Les importateurs de minerais tels que l’étain, l’or, le tungstène et le tantale (matériau qui fait vibrer les téléphones portables) vont devoir s’assurer que ces minerais ne proviennent pas de zones de conflit et ne financent pas de conflits armés. Ou du moins…à partir de 2021.
L’accord trouvé entre les trois institutions européennes, après de longues négociations, impose aux importateurs européens une obligation de transparence en matière d’approvisionnement de ces minerais, dont l’exploitation finance souvent les conflits armés notamment dans la région des Grands Lacs en République démocratique du Congo (RDC).

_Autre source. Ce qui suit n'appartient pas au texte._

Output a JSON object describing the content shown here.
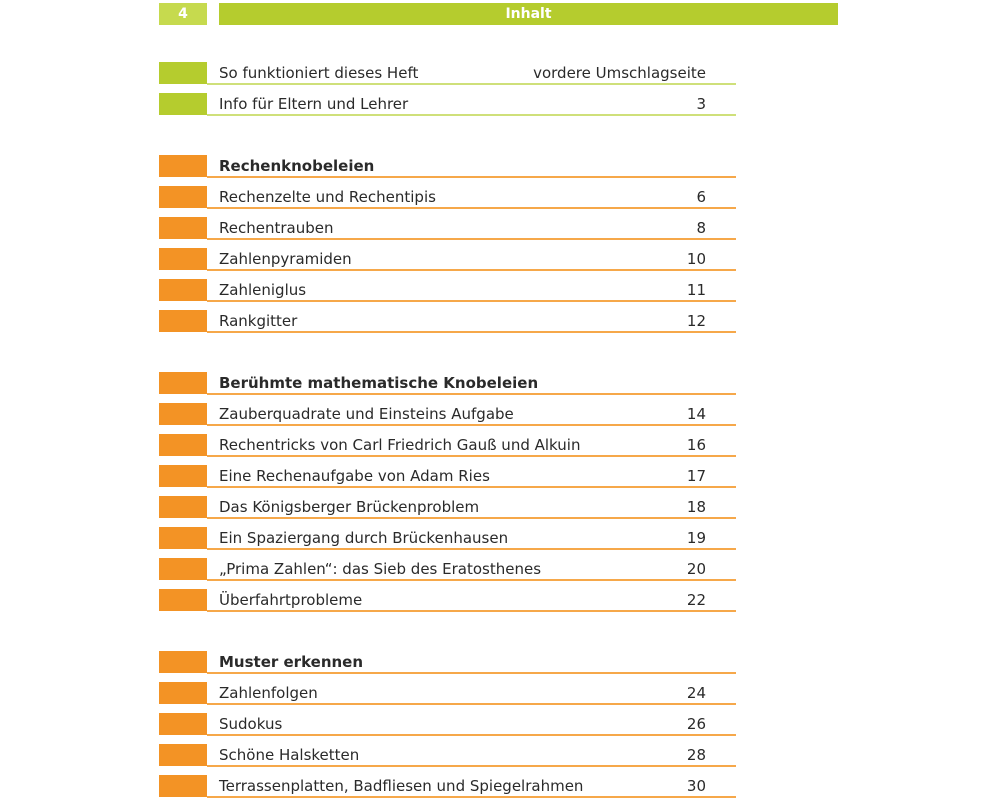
{
  "header": {
    "page_number": "4",
    "title": "Inhalt"
  },
  "colors": {
    "green": "#b5cc2e",
    "orange": "#f39325"
  },
  "intro": [
    {
      "title": "So funktioniert dieses Heft",
      "page": "vordere Umschlagseite"
    },
    {
      "title": "Info für Eltern und Lehrer",
      "page": "3"
    }
  ],
  "sections": [
    {
      "heading": "Rechenknobeleien",
      "items": [
        {
          "title": "Rechenzelte und Rechentipis",
          "page": "6"
        },
        {
          "title": "Rechentrauben",
          "page": "8"
        },
        {
          "title": "Zahlenpyramiden",
          "page": "10"
        },
        {
          "title": "Zahleniglus",
          "page": "11"
        },
        {
          "title": "Rankgitter",
          "page": "12"
        }
      ]
    },
    {
      "heading": "Berühmte mathematische Knobeleien",
      "items": [
        {
          "title": "Zauberquadrate und Einsteins Aufgabe",
          "page": "14"
        },
        {
          "title": "Rechentricks von Carl Friedrich Gauß und Alkuin",
          "page": "16"
        },
        {
          "title": "Eine Rechenaufgabe von Adam Ries",
          "page": "17"
        },
        {
          "title": "Das Königsberger Brückenproblem",
          "page": "18"
        },
        {
          "title": "Ein Spaziergang durch Brückenhausen",
          "page": "19"
        },
        {
          "title": "„Prima Zahlen“: das Sieb des Eratosthenes",
          "page": "20"
        },
        {
          "title": "Überfahrtprobleme",
          "page": "22"
        }
      ]
    },
    {
      "heading": "Muster erkennen",
      "items": [
        {
          "title": "Zahlenfolgen",
          "page": "24"
        },
        {
          "title": "Sudokus",
          "page": "26"
        },
        {
          "title": "Schöne Halsketten",
          "page": "28"
        },
        {
          "title": "Terrassenplatten, Badfliesen und Spiegelrahmen",
          "page": "30"
        }
      ]
    }
  ]
}
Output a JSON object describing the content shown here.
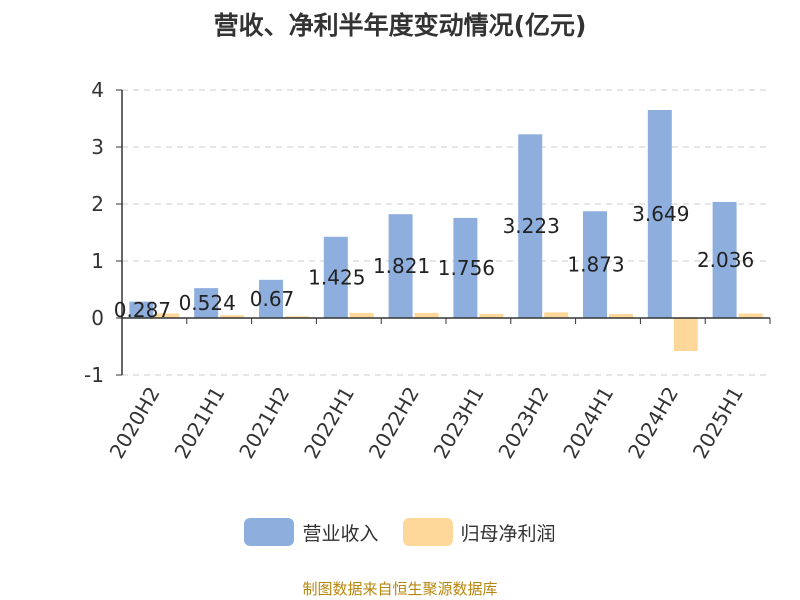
{
  "chart_data": {
    "type": "bar",
    "title": "营收、净利半年度变动情况(亿元)",
    "categories": [
      "2020H2",
      "2021H1",
      "2021H2",
      "2022H1",
      "2022H2",
      "2023H1",
      "2023H2",
      "2024H1",
      "2024H2",
      "2025H1"
    ],
    "series": [
      {
        "name": "营业收入",
        "color": "#8eaedd",
        "values": [
          0.287,
          0.524,
          0.67,
          1.425,
          1.821,
          1.756,
          3.223,
          1.873,
          3.649,
          2.036
        ],
        "labels": [
          "0.287",
          "0.524",
          "0.67",
          "1.425",
          "1.821",
          "1.756",
          "3.223",
          "1.873",
          "3.649",
          "2.036"
        ]
      },
      {
        "name": "归母净利润",
        "color": "#fdd89a",
        "values": [
          0.08,
          0.05,
          0.03,
          0.09,
          0.09,
          0.07,
          0.1,
          0.07,
          -0.58,
          0.08
        ]
      }
    ],
    "ylim": [
      -1,
      4
    ],
    "yticks": [
      "-1",
      "0",
      "1",
      "2",
      "3",
      "4"
    ],
    "grid": true,
    "legend_position": "bottom"
  },
  "footer": {
    "source": "制图数据来自恒生聚源数据库"
  }
}
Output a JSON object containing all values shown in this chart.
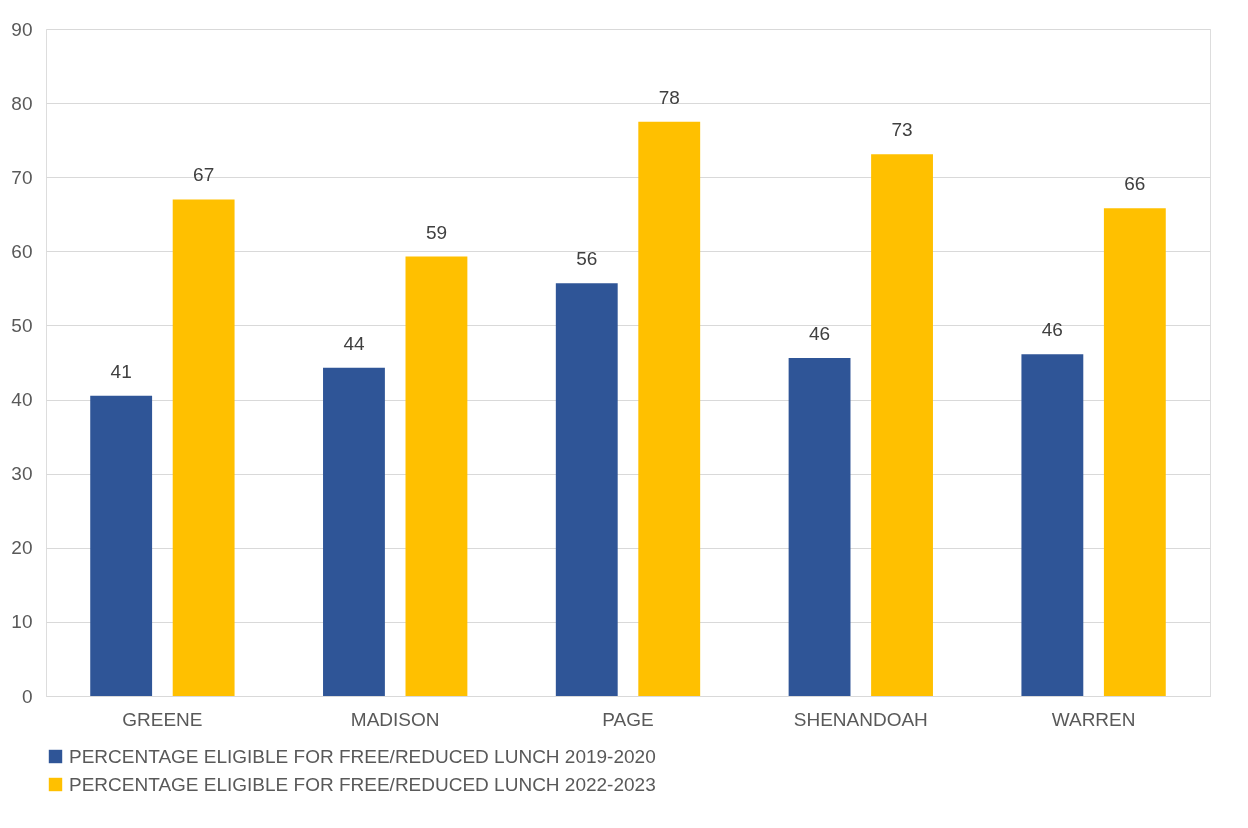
{
  "chart_data": {
    "type": "bar",
    "categories": [
      "GREENE",
      "MADISON",
      "PAGE",
      "SHENANDOAH",
      "WARREN"
    ],
    "series": [
      {
        "name": "PERCENTAGE ELIGIBLE FOR FREE/REDUCED LUNCH 2019-2020",
        "color": "#2f5597",
        "values": [
          40.5,
          44.3,
          55.7,
          45.6,
          46.1
        ],
        "value_labels": [
          "41",
          "44",
          "56",
          "46",
          "46"
        ]
      },
      {
        "name": "PERCENTAGE ELIGIBLE FOR FREE/REDUCED LUNCH 2022-2023",
        "color": "#ffc000",
        "values": [
          67.0,
          59.3,
          77.5,
          73.1,
          65.8
        ],
        "value_labels": [
          "67",
          "59",
          "78",
          "73",
          "66"
        ]
      }
    ],
    "ylim": [
      0,
      90
    ],
    "yticks": [
      0,
      10,
      20,
      30,
      40,
      50,
      60,
      70,
      80,
      90
    ],
    "grid": "y",
    "legend": "bottom"
  }
}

Selon l’accord politique, qui doit encore être voté par le Parlement et le Conseil début 2017, les importateurs européens seront tenus d’assurer la traçabilité de leur chaine d’approvisionnement et de vérifier l’origine des minerais importés afin de s’assurer que leur commerce ne finance ni conflit armé ni violation des droits de l’homme.
Le chemin législatif du texte sur les minerais de conflit a permis de muscler considérablement l’arsenal de contrôle. Initialement, la Commission avait en effet proposé un système de contrôle volontaire, basé sur la création d’un label d’importateur responsable.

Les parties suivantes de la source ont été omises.